Have you ever felt like your blog is invisible?
You slave away on your posts, pouring every ounce of emotion, creativity, and insight you have into them. You submit your best work to Digg, Del.icio.us, and StumbleUpon, certain that people will vote for your posts and send you a torrent of traffic. You link out to other popular bloggers, desperately hoping that you’ll grab their attention and earn a link in return.
But it’s like no one even sees you.
Other bloggers ignore your links, acting like you couldn’t care less about what they wrote. Your posts get buried on Digg. None of the few people who do stop by leave you a comment, telling you to keep going, that you’re doing a wonderful job.
It’s like you’re invisible… and you wonder if there’s anything you can do about it.
Well, I have some good news. Not only can I tell you how to stop being invisible, but I can give you some proven tips and tactics that will have the blogosphere buzzing about you in no time.
Let’s go back to where we last left off…
The Power of Class Clowns
We’ve established that valedictorians make lousy bloggers because they’re boring, and class clowns rule the blogosphere because they’ve become adept at getting noticed. But how do class clowns do it? And why are we so apt to pay attention to them in school?
In one word: value.
Very few teenagers actually want to go to school. They’d rather be playing video games, running around outside, tormenting their siblings, or any number of things. Not because they’re lazy, but because school is both overwhelming and boring. You spend the entire day learning stuff you don’t want to know.
After several hours of it, most students are desperate for a diversion. They’d rather put their attention anywhere than on the teacher or their books. Class clowns are simply the only ones brazen enough to oblige them.
Put another way, class clowns are doing nothing more than responding to a need of the people around them. They’re filling demand. And they are rewarded, not with money, but with the attention of their peers.
Is it really so different than blogging?
Why People Read Blogs
People read blogs for lots of reasons. They might want to stay connected to a particular person, learn a valuable skill (like copywriting), or keep up with the news. But I’d argue there’s another reason that we as a community are hesitant to admit:
Blogs are a diversion.
Much like how we pay attention to the class clown to avoid boredom, blogs allow us to procrastinate, avoiding all of the other stuff we’re supposed to be doing. If you don’t believe me, look at the number of people who read blogs at work. Aren’t they supposed to be working?
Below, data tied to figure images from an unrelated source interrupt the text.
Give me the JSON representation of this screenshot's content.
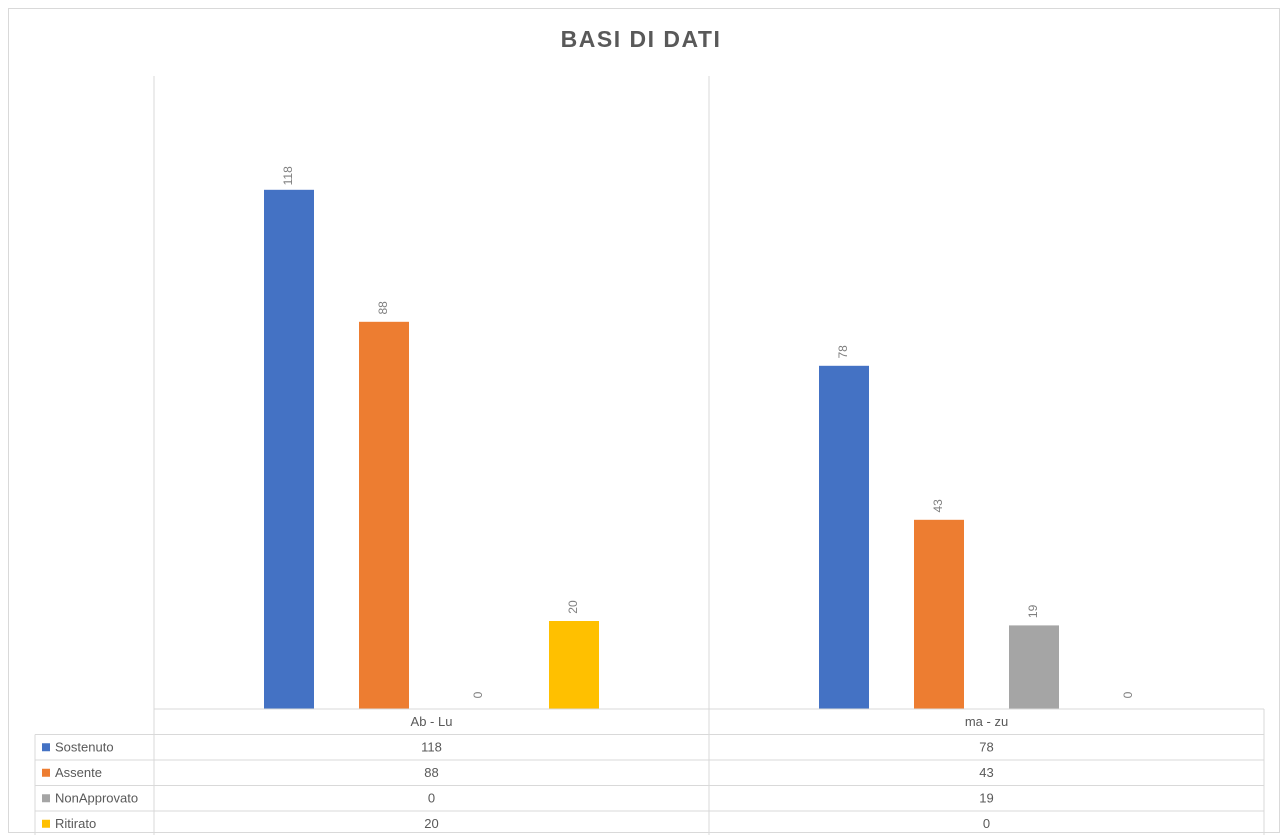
{
  "chart_data": {
    "type": "bar",
    "title": "BASI DI DATI",
    "categories": [
      "Ab - Lu",
      "ma - zu"
    ],
    "series": [
      {
        "name": "Sostenuto",
        "values": [
          118,
          78
        ],
        "color": "#4472C4"
      },
      {
        "name": "Assente",
        "values": [
          88,
          43
        ],
        "color": "#ED7D31"
      },
      {
        "name": "NonApprovato",
        "values": [
          0,
          19
        ],
        "color": "#A5A5A5"
      },
      {
        "name": "Ritirato",
        "values": [
          20,
          0
        ],
        "color": "#FFC000"
      }
    ],
    "ylim": [
      0,
      120
    ],
    "data_labels": true,
    "data_table": true,
    "gridlines": false
  }
}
But they’re not. They’re tired of working and feel like they deserve a break, even if it’s only for a few seconds while they catch up on a few blog posts. Besides, they might even learn something. That still counts as being productive, doesn’t it?
Or so the thinking goes.
If you look at it carefully, it’s really not so different than school. People need a diversion, and we’re the ones that supply it to them.
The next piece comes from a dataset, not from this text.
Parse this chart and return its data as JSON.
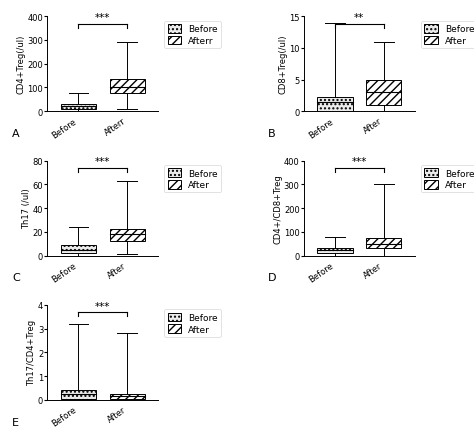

Why Some Bloggers Are Invisible
Bloggers that are invisible online misunderstand their role. They think they’re supposed to become a teacher, when really, that’s only a secondary role. Your first responsibility is a blogger is to get the attention of your prospects, and to do that, you need to emulate the class clown.
Here’s an example. When I started my last blog, On Moneymaking, I poured all of my best ideas into Moneymaking 101, an introduction to the theory of making more money. With so many brilliant ideas, I thought it would be a hit, but it wasn’t. In fact, those posts were some of the least popular on my blog.
Want to know what’s the most popular? The Forrest Gump Guide to Becoming a Gazillionaire, a post I wrote tying Forrest Gump quotes to principles of personal finance. Tens of thousands of people have read it in only a few months.
At first, I found it a little depressing. How could all of my best ideas be trumped by a piece of “cotton candy” content? That’s when I gradually realized that my role as a blogger isn’t to educate the world. People will buy a textbook if they want to learn. They come to me if they want an interesting little diversion with a few valuable lessons.
As soon as I accepted that, growing the blog got a lot easier. I built it to over 1,000 readers in about two months and sold it for a tidy profit.
How to Stop Being Invisible
Write what your readers want to read.
It’s a hard truth to accept. Most of us live in a culture that tells you to “be who you are” and don’t worry about whether anyone likes you or not. Telling people exactly what they want to hear feels… dishonest.
Get over it. If you’re going to be successful online, you need to find the overlap between what you want to write and what other people want to hear. It’s a process every writer goes through, and you’re no different.
Accept that you have to be valuable to your readers. There’s no other way to get (or keep) their attention, and the day you stop is the day they stop reading.